В комнату вошел еще генерал. Анатолий Васильевич сразу стал каким-то совсем другим – напряженносерьезным. Вошедший генерал, пожалуй, был такого же роста, как и Макар Петрович, но очень худой и седой. Когда он на секунду задержался у порога, то Николаю Кораблеву показалось, что он в очках. Но очков не было: на бледном лице горели глубоко запавшие черные глаза. И тут же Николай Кораблев увидел, что генерал еще совсем молодой, и еще он заметил, что к этому генералу все относятся по-доброму, тепло. А генерал прошелся и сел на кровать Макара Петровича. Тощев вскочил со стула и, подвигая его генералу, сказал:
Товарищ член Военного совета, вам там, вероятно, неудобно сидеть.
Удобно, – ответил тот глуховато-усталым голосом. – Сидеть везде удобно. Впрочем, есть места, где и неудобно, – в тюрьме, например, – он слегка засмеялся, затем обратился к Николаю Кораблеву, и, все еще не остывший от шутки, сказал: – А вам-то я и не отрекомендовался. Ну, генерал Тощев уже сообщил, – член Военного совета армии, а фамилия почти такая же, как и ваша, – Пароходов. Вы, Кораблев, а я Пароходов – тоже корабль, – он повернулся к Анатолию Васильевичу и спросил: – Был у тебя офицер?
Был. Был, – торопливо ответил тот.
Хорошо. Очень хорошо, – намекая на что-то проговорил Пароходов. – А теперь начнем? Начнем, Макар Петрович, – и снова обратился к Николаю Кораблеву: – Хорошо познакомились с Макаром Петровичем. Дивный мужик. Одно время был председателем райсовета в Москве, затем окончил военную академию, а теперь начальник штаба. Вон где! A-а! Макар Петрович!
А он? А он – секретарем райкома в том же районе, – почему-то рассмеявшись, бася, выпалил Макар Петрович. – Бывало, по воскресеньям на рыбалку вместе ездили, – он смолк, как всегда резко сжал губы и, достав из портфеля огромную карту, при помощи Тощева повесил ее на стене.
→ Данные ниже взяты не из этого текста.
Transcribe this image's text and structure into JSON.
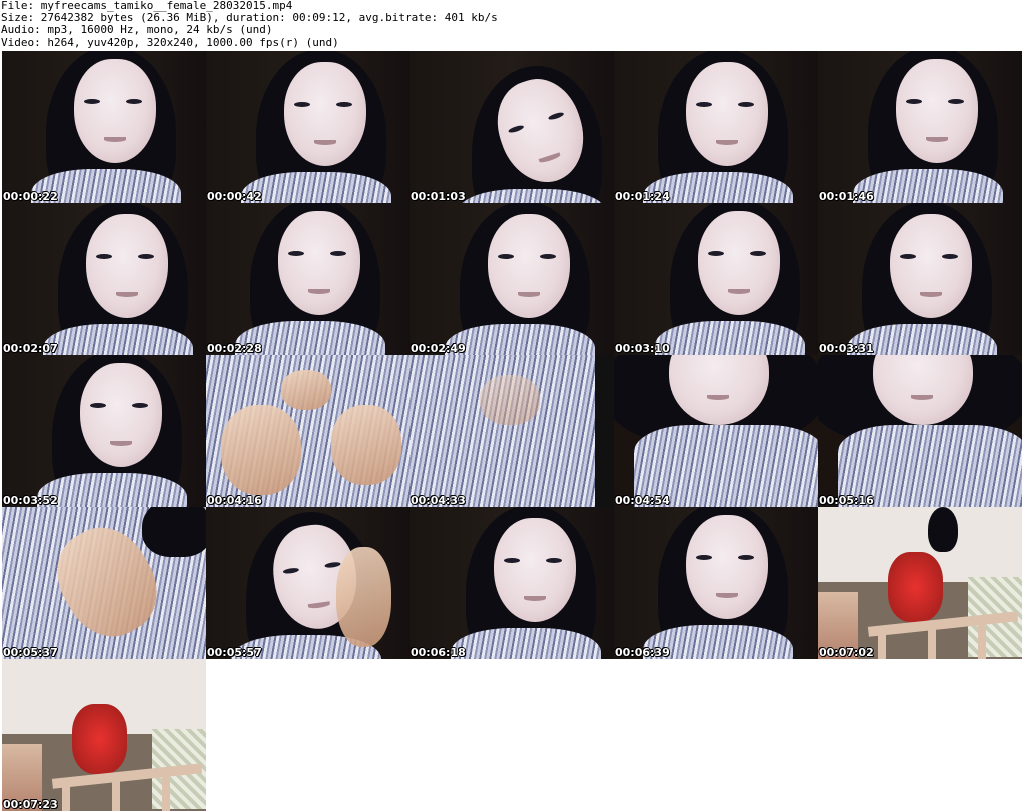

Пока вывешивали карту, Николай Кораблев тихо спросил Троекратова, кивая на Пароходова:
Молодой, а побелел, как дед. Что с ним?
Трагедия страшная, – так же тихо ответил тот. – В Ефремове – тут неподалеку городок – фашисты растерзали его семью: жену и двоих ребят; одному-то уже было лет шестнадцать. Вот с тех пор. Ну, давайте слушать.
5
Карта была испещрена особыми штрихами – синими, красными, зелеными, черными, – и еще туда и сюда рвались густые, жирные стрелы. Иные из них метили в лоб Орлу, другие – куда-то в сторону, в обход Орла и дальше, минуя Брянск. А тут, на реке Зуше, все было разрисовано кружками, квадратиками, пирамидками. Так же все было разрисовано и по ту сторону реки и особенно густо под Орлом и за Орлом. А вот и знаменитая «колхозная конюшня». Она перекрыта штрихами раза три-четыре.
«Вон почему эту карту так охраняет Макар Петрович: в ней вся тайна», – неотрывно глядя на карту, подумал Николай Кораблев.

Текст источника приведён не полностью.